See how package management and dependencies work.
Look at what the options are for cross-compiling to other platforms.
The tool – fstojson
Here is the small tool I wrote to achieve the above list of goals: fstojson-rust.
I’ve compiled my first app on macOS, Linux and Windows all from the same source, with no issues whatsoever.
To add a crate to your project you simply add the dependency to your Cargo.toml file (akin to a package.json file in Node.js).
serde_json = "1.0.68"
Once crates are installed with the cargo command, you’ll even get a lock file (Cargo.lock), just like with npm or yarn in a Node.js project.
Rust cross compiling
The first time you install Rust with rustup, the standard library for your current platform is installed. If you want to corss compile to other platforms you need to add those target platforms seperately.
Use the rustup target add command to add other platform targets. Use rustup target list to show all possible targets.
To cross-compile you’ll often also need to install a linker. For example if you were trying to compile for x86_64-unknown-linux-gnu on Windows you would need the cc linker.
Thoughts and impressions
To get a really simple “hello-world” application up and running in Rust was trivial. The cargo command makes things really easy for you to scaffold out a project.
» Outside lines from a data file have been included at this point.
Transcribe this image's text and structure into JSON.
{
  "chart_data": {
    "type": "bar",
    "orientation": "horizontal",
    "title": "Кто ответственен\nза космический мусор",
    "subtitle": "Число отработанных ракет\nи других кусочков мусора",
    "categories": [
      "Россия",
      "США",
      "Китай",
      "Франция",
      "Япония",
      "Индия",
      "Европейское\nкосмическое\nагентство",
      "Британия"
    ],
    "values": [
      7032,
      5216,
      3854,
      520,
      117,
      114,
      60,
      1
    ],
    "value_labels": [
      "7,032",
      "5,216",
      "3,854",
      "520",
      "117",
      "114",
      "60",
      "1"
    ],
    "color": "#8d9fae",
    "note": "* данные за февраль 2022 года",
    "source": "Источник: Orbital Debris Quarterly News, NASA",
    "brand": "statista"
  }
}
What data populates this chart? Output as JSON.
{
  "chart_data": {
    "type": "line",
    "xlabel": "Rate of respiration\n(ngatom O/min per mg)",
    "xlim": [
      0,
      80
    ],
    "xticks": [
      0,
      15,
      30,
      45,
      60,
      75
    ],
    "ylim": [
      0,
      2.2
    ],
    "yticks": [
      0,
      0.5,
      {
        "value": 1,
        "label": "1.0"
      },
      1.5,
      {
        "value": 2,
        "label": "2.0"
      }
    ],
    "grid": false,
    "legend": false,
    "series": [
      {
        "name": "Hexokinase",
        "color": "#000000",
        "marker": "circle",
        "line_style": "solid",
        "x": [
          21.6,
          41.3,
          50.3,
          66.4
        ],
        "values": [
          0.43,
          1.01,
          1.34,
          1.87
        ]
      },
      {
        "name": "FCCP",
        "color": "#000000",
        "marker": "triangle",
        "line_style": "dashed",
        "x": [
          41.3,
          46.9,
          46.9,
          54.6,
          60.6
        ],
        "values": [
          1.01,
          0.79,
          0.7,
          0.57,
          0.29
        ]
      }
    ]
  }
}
However, I honestly struggled with anything more complex for a couple of hours after that. Mostly fighting the “borrow checker”. This is my fault because I didn’t really spend much time getting acquainted with the language initially via the documentation. I dove right in with trying to write a small app.
The last time I wrote something in a System programming language was at least 7 or 8 years ago – I wrote a tool in C++ to quiesce the file system in preparation for snapshots to be taken. Aside from that, the last time I really had to concern myself with memory management was with Objective-C (iOS), before ARC was introduced (See my first serious attempt at creating an iOS game, Cosmosis).
I very quickly realised how different things are in the Rust world, and how this opinionated approach helps to keep your code bug-free and your apps safe on memory.
After years of dynamic language use, my first introduction to Rust has been a little bit shaky. It’s a high barrier of entry, but with that said, I did find it satisfying that if there were no compiler warnings my code was pretty much guaranteed to run without issue.
The Rust ecosystem is active and thriving from what I can tell. You can use crates.io to search online for packages. You can use rustup to install toolchains and targets.
There are tons of stackoverflow questions and answers and the documentation page for Rust is full of good information.
I discovered this post recently – A half-hour to learn Rust. In hindsight it would have been great to have found that before diving in.